Due to the characteristics of EA operation, the deficiency of blindness is the biggest reason for the deviation. In addition, the included study section did not report in detail the calculation of its sample size. Differences in sample size and course of the disease, the selection of acupoints, and EA frequency of studies increase the heterogeneity, which all reduce the level of evidence. There are some other limitations. All the studies were conducted in China, where acupuncture has a high acceptance as a traditional form of treatment, which may be another source of bias. Besides, this study only regarded electroacupuncture as the only intervention of TCM and neglected to explore the combined use of other treatment methods for better efficacy.

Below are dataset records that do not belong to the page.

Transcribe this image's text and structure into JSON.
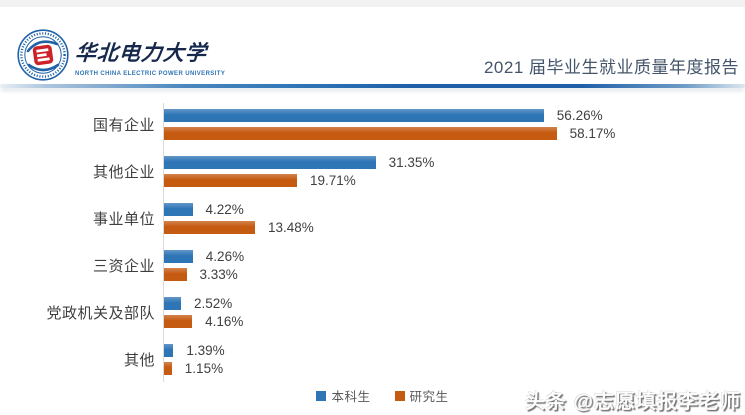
{
  "header": {
    "university_cn": "华北电力大学",
    "university_en": "NORTH CHINA ELECTRIC POWER UNIVERSITY",
    "report_title": "2021 届毕业生就业质量年度报告"
  },
  "chart_data": {
    "type": "bar",
    "orientation": "horizontal",
    "categories": [
      "国有企业",
      "其他企业",
      "事业单位",
      "三资企业",
      "党政机关及部队",
      "其他"
    ],
    "series": [
      {
        "name": "本科生",
        "color": "#2E75B6",
        "values": [
          56.26,
          31.35,
          4.22,
          4.26,
          2.52,
          1.39
        ]
      },
      {
        "name": "研究生",
        "color": "#C55A11",
        "values": [
          58.17,
          19.71,
          13.48,
          3.33,
          4.16,
          1.15
        ]
      }
    ],
    "value_suffix": "%",
    "xlim": [
      0,
      60
    ],
    "grid": false,
    "legend_position": "bottom",
    "title": "",
    "xlabel": "",
    "ylabel": ""
  },
  "watermark": {
    "text": "头条 @志愿填报李老师"
  },
  "colors": {
    "bar_blue": "#2E75B6",
    "bar_orange": "#C55A11",
    "axis_line": "#D9D9D9",
    "label_text": "#404040",
    "legend_text": "#595959",
    "report_title_text": "#44546A",
    "divider_blue": "#1F5FA8",
    "logo_blue": "#2062A8",
    "logo_red": "#CC2229"
  }
}
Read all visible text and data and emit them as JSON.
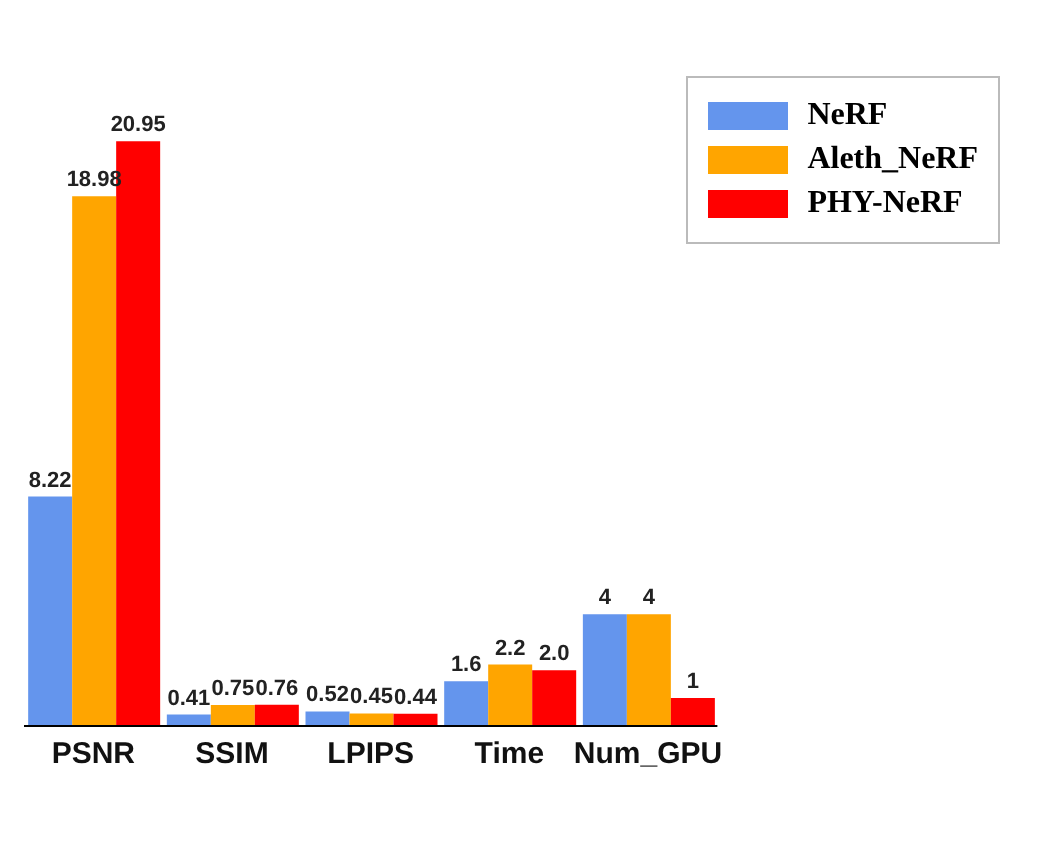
{
  "chart_data": {
    "type": "bar",
    "categories": [
      "PSNR",
      "SSIM",
      "LPIPS",
      "Time",
      "Num_GPU"
    ],
    "series": [
      {
        "name": "NeRF",
        "color": "#6495ed",
        "values": [
          8.22,
          0.41,
          0.52,
          1.6,
          4
        ],
        "value_labels": [
          "8.22",
          "0.41",
          "0.52",
          "1.6",
          "4"
        ]
      },
      {
        "name": "Aleth_NeRF",
        "color": "#ffa500",
        "values": [
          18.98,
          0.75,
          0.45,
          2.2,
          4
        ],
        "value_labels": [
          "18.98",
          "0.75",
          "0.45",
          "2.2",
          "4"
        ]
      },
      {
        "name": "PHY-NeRF",
        "color": "#ff0000",
        "values": [
          20.95,
          0.76,
          0.44,
          2.0,
          1
        ],
        "value_labels": [
          "20.95",
          "0.76",
          "0.44",
          "2.0",
          "1"
        ]
      }
    ],
    "legend": "top right",
    "grid": false
  }
}
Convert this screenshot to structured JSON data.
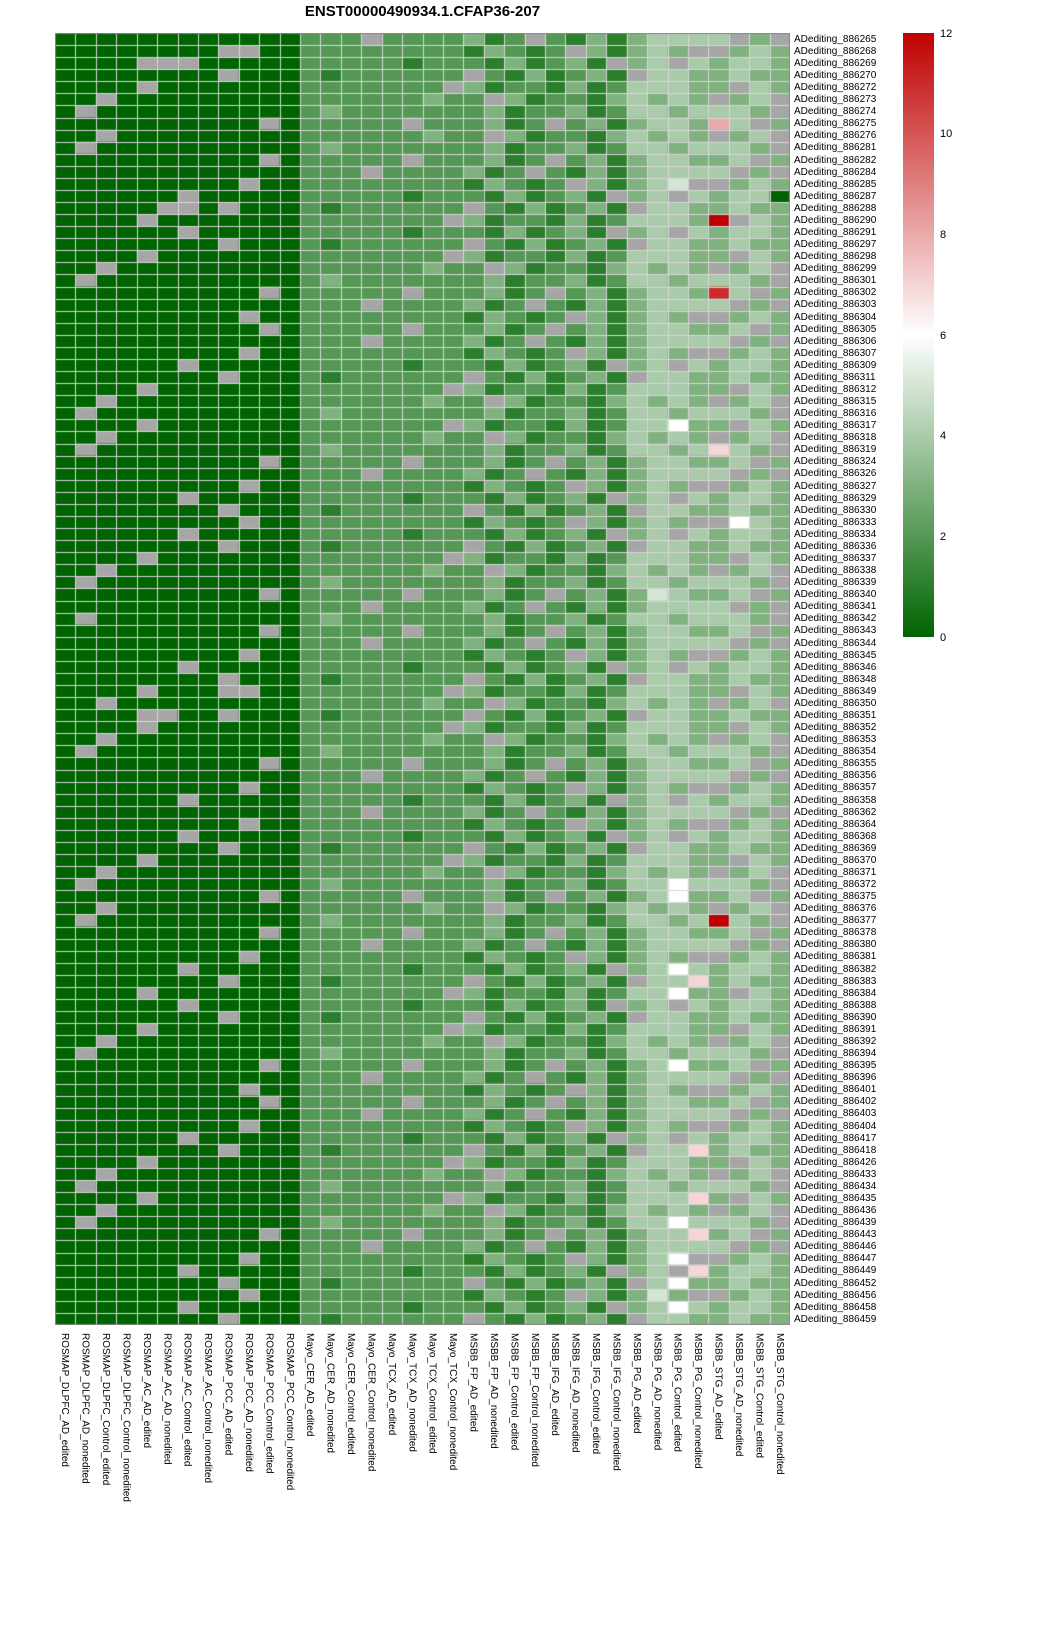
{
  "chart_data": {
    "type": "heatmap",
    "title": "ENST00000490934.1.CFAP36-207",
    "legend_position": "right",
    "value_scale": {
      "min": 0,
      "max": 12,
      "ticks": [
        0,
        2,
        4,
        6,
        8,
        10,
        12
      ]
    },
    "colors": {
      "low": "#006400",
      "mid": "#ffffff",
      "high": "#c00000",
      "na": "#a6a6a6",
      "grid": "#d6d6d6",
      "border": "#8a8a8a"
    },
    "columns": [
      "ROSMAP_DLPFC_AD_edited",
      "ROSMAP_DLPFC_AD_nonedited",
      "ROSMAP_DLPFC_Control_edited",
      "ROSMAP_DLPFC_Control_nonedited",
      "ROSMAP_AC_AD_edited",
      "ROSMAP_AC_AD_nonedited",
      "ROSMAP_AC_Control_edited",
      "ROSMAP_AC_Control_nonedited",
      "ROSMAP_PCC_AD_edited",
      "ROSMAP_PCC_AD_nonedited",
      "ROSMAP_PCC_Control_edited",
      "ROSMAP_PCC_Control_nonedited",
      "Mayo_CER_AD_edited",
      "Mayo_CER_AD_nonedited",
      "Mayo_CER_Control_edited",
      "Mayo_CER_Control_nonedited",
      "Mayo_TCX_AD_edited",
      "Mayo_TCX_AD_nonedited",
      "Mayo_TCX_Control_edited",
      "Mayo_TCX_Control_nonedited",
      "MSBB_FP_AD_edited",
      "MSBB_FP_AD_nonedited",
      "MSBB_FP_Control_edited",
      "MSBB_FP_Control_nonedited",
      "MSBB_IFG_AD_edited",
      "MSBB_IFG_AD_nonedited",
      "MSBB_IFG_Control_edited",
      "MSBB_IFG_Control_nonedited",
      "MSBB_PG_AD_edited",
      "MSBB_PG_AD_nonedited",
      "MSBB_PG_Control_edited",
      "MSBB_PG_Control_nonedited",
      "MSBB_STG_AD_edited",
      "MSBB_STG_AD_nonedited",
      "MSBB_STG_Control_edited",
      "MSBB_STG_Control_nonedited"
    ],
    "rows": [
      "ADediting_886265",
      "ADediting_886268",
      "ADediting_886269",
      "ADediting_886270",
      "ADediting_886272",
      "ADediting_886273",
      "ADediting_886274",
      "ADediting_886275",
      "ADediting_886276",
      "ADediting_886281",
      "ADediting_886282",
      "ADediting_886284",
      "ADediting_886285",
      "ADediting_886287",
      "ADediting_886288",
      "ADediting_886290",
      "ADediting_886291",
      "ADediting_886297",
      "ADediting_886298",
      "ADediting_886299",
      "ADediting_886301",
      "ADediting_886302",
      "ADediting_886303",
      "ADediting_886304",
      "ADediting_886305",
      "ADediting_886306",
      "ADediting_886307",
      "ADediting_886309",
      "ADediting_886311",
      "ADediting_886312",
      "ADediting_886315",
      "ADediting_886316",
      "ADediting_886317",
      "ADediting_886318",
      "ADediting_886319",
      "ADediting_886324",
      "ADediting_886326",
      "ADediting_886327",
      "ADediting_886329",
      "ADediting_886330",
      "ADediting_886333",
      "ADediting_886334",
      "ADediting_886336",
      "ADediting_886337",
      "ADediting_886338",
      "ADediting_886339",
      "ADediting_886340",
      "ADediting_886341",
      "ADediting_886342",
      "ADediting_886343",
      "ADediting_886344",
      "ADediting_886345",
      "ADediting_886346",
      "ADediting_886348",
      "ADediting_886349",
      "ADediting_886350",
      "ADediting_886351",
      "ADediting_886352",
      "ADediting_886353",
      "ADediting_886354",
      "ADediting_886355",
      "ADediting_886356",
      "ADediting_886357",
      "ADediting_886358",
      "ADediting_886362",
      "ADediting_886364",
      "ADediting_886368",
      "ADediting_886369",
      "ADediting_886370",
      "ADediting_886371",
      "ADediting_886372",
      "ADediting_886375",
      "ADediting_886376",
      "ADediting_886377",
      "ADediting_886378",
      "ADediting_886380",
      "ADediting_886381",
      "ADediting_886382",
      "ADediting_886383",
      "ADediting_886384",
      "ADediting_886388",
      "ADediting_886390",
      "ADediting_886391",
      "ADediting_886392",
      "ADediting_886394",
      "ADediting_886395",
      "ADediting_886396",
      "ADediting_886401",
      "ADediting_886402",
      "ADediting_886403",
      "ADediting_886404",
      "ADediting_886417",
      "ADediting_886418",
      "ADediting_886426",
      "ADediting_886433",
      "ADediting_886434",
      "ADediting_886435",
      "ADediting_886436",
      "ADediting_886439",
      "ADediting_886443",
      "ADediting_886446",
      "ADediting_886447",
      "ADediting_886449",
      "ADediting_886452",
      "ADediting_886456",
      "ADediting_886458",
      "ADediting_886459"
    ],
    "cell_encoding": {
      "digits": "0-9 = value",
      "A": 10,
      "B": 11,
      "C": 12,
      ".": "NA (gray)"
    },
    "base_patterns": [
      "000000000000222.2222312.213134444.3.",
      "00.000000000222222322.3122134343.34.",
      "000000.00000222221222131231.34.43443",
      "0000000000.022222.222312.231344334.3",
      "0000.00000002222222.3122131244433.43",
      "000000000.002222222213212.31343..343",
      "0.000000000023222222231223124434443.",
      "00000000.00021222222.2131231.4433433"
    ],
    "row_base_sequence": "05274163163052742741630530527416416305275274163063052741741630520527416316305274274163053052741641630527527",
    "cell_overrides": [
      [
        1,
        8,
        "."
      ],
      [
        2,
        4,
        "."
      ],
      [
        2,
        5,
        "."
      ],
      [
        7,
        32,
        "8"
      ],
      [
        12,
        30,
        "5"
      ],
      [
        13,
        35,
        "0"
      ],
      [
        14,
        5,
        "."
      ],
      [
        14,
        6,
        "."
      ],
      [
        15,
        32,
        "C"
      ],
      [
        21,
        32,
        "B"
      ],
      [
        32,
        30,
        "6"
      ],
      [
        34,
        32,
        "7"
      ],
      [
        40,
        33,
        "6"
      ],
      [
        46,
        29,
        "5"
      ],
      [
        54,
        8,
        "."
      ],
      [
        54,
        9,
        "."
      ],
      [
        56,
        4,
        "."
      ],
      [
        56,
        5,
        "."
      ],
      [
        70,
        30,
        "6"
      ],
      [
        71,
        30,
        "6"
      ],
      [
        73,
        32,
        "C"
      ],
      [
        77,
        30,
        "6"
      ],
      [
        78,
        31,
        "7"
      ],
      [
        79,
        30,
        "6"
      ],
      [
        85,
        30,
        "6"
      ],
      [
        92,
        31,
        "7"
      ],
      [
        96,
        31,
        "7"
      ],
      [
        98,
        30,
        "6"
      ],
      [
        99,
        31,
        "7"
      ],
      [
        101,
        30,
        "6"
      ],
      [
        102,
        31,
        "7"
      ],
      [
        103,
        30,
        "6"
      ],
      [
        104,
        29,
        "5"
      ],
      [
        105,
        30,
        "6"
      ]
    ]
  }
}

Acupuncture is not the only treatment for depression, but our study demonstrates that EA can significantly improve symptoms of depression. It also reduces the side effects of medication as a safe treatment. However, depression is a chronic and relapsing disease associated with mood, and a large-sample size and long-term follow-up studies are still needed in future studies. It is necessary for us to explore the optimal treatment frequency and acupoint selection of EA therapy to understand its long-term effects for better clinical application. Thus, EA treatment of depression has greater clinical application space. We hope that more high-quality, large-sample studies will confirm our findings in the future.

5. Conclusions

In summary, despite the above limitations, the high-quality RCTs we included still suggested that electroacupuncture could reduce HAMD score, and we also suggested that electroacupuncture plus antidepressants should be used to enhance efficacy and effectively reduce drug side effects.